I've recently revised this song some more, preparatory for recording it. Most of what I've done is make the last line of each verse more uniform throughout the song (to line up the chords copy and paste into WORD/TIMES/12):

Poem by Cicely Fox Smith;
From SHIPS AND FOLKS, edited by Cicely Fox Smith, pub. by Elkin Mathews, London,© 1920, p. 68
Adapted by Charles Ipcar 1/27/06
Tune after traditional "The Star of Logy Bay"

Sailor's Farewell


G-------------------C-----G------D-------D7--G
How lovely is the white town, smiling as it lies,
-----------------D---------G------------C-----------------------D7
With its green growing gardens, be-neath the bright blue skies,
G--------D-----G---------C------------------D7
Days so full of sunshine, nights so full of glee, –
------G------------C----G----------D------D7------G
Oh, a fair place, a rare place, for sailors in from sea.

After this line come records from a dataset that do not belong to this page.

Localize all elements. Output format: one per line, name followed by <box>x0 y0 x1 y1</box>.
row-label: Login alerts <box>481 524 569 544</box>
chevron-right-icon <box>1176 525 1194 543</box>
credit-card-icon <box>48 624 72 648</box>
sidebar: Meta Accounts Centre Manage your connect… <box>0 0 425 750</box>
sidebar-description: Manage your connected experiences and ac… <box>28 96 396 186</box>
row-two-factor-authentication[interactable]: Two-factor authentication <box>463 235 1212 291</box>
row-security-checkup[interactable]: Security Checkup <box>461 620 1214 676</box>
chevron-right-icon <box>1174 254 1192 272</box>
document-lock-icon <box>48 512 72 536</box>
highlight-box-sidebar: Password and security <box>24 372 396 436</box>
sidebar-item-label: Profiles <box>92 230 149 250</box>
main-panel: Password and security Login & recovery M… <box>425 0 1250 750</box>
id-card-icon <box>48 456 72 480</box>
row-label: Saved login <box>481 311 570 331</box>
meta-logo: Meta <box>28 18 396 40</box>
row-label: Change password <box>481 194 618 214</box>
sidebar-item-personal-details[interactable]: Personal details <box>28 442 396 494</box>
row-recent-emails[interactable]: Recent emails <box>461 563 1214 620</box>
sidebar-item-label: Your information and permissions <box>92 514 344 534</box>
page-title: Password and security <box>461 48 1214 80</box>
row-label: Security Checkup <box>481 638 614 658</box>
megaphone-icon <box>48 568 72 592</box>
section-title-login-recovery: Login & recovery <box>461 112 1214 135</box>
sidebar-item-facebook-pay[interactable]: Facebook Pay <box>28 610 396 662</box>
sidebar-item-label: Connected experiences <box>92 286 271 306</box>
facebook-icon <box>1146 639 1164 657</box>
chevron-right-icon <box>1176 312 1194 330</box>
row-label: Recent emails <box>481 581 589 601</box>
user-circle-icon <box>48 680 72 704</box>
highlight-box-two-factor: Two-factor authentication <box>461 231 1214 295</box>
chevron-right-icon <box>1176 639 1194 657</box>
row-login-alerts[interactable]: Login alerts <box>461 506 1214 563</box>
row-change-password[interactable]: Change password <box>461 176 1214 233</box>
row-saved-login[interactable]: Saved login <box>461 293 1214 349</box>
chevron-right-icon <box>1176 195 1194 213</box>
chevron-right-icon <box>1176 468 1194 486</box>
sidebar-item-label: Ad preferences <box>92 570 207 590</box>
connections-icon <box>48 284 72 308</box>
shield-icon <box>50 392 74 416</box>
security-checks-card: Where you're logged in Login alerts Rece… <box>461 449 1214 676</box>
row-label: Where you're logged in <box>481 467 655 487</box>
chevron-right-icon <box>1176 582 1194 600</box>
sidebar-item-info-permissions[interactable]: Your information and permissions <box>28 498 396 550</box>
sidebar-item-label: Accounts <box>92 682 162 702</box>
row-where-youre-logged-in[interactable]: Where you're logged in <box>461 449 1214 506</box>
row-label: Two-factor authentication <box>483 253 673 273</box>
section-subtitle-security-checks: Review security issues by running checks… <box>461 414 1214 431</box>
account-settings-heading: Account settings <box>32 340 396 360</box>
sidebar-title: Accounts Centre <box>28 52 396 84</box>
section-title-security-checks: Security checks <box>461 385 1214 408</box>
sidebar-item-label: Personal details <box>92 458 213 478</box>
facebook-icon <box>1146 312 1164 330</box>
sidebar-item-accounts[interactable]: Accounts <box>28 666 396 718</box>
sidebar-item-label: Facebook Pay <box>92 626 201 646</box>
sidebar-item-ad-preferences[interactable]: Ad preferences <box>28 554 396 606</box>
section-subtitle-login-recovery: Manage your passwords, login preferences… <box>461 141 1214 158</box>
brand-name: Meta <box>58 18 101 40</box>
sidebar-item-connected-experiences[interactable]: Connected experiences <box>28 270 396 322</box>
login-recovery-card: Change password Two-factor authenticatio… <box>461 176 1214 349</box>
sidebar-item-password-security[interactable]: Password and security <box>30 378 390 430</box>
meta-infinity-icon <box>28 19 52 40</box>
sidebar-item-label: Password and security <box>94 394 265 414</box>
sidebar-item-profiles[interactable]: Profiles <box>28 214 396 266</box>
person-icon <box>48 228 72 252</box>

A pleasant port to come to for sailors long from land,
A bright place, a light place, with mirth on every hand,
That white smiling city by the blue Pacific shore –
Oh, a fair place, a rare place, I'll never see no more.

I mind the broad white plaza, senoritas come and go,
And a drowsy tune a-sounding, in the breezes that blow;
Church-bells all the morning, fiddles all the night –
Oh, a fair place, a rare place, a sailorman's delight!

But it's heave and break her out now, for the best tune of them all
Is the rattle of the windlass, the clicking of the pawl,
And the steady wind a-blowing, yes, blowing off the shore,
From that fair place, that rare place I'll never see no more.

For cruel is the white town, for all it looks so fair;
There's a cloud upon the mountain, there's anger and despair;
There's a cloud upon the mountain, there's sorrow on the shore,
In that a fair place, that rare place, I'll never see no more.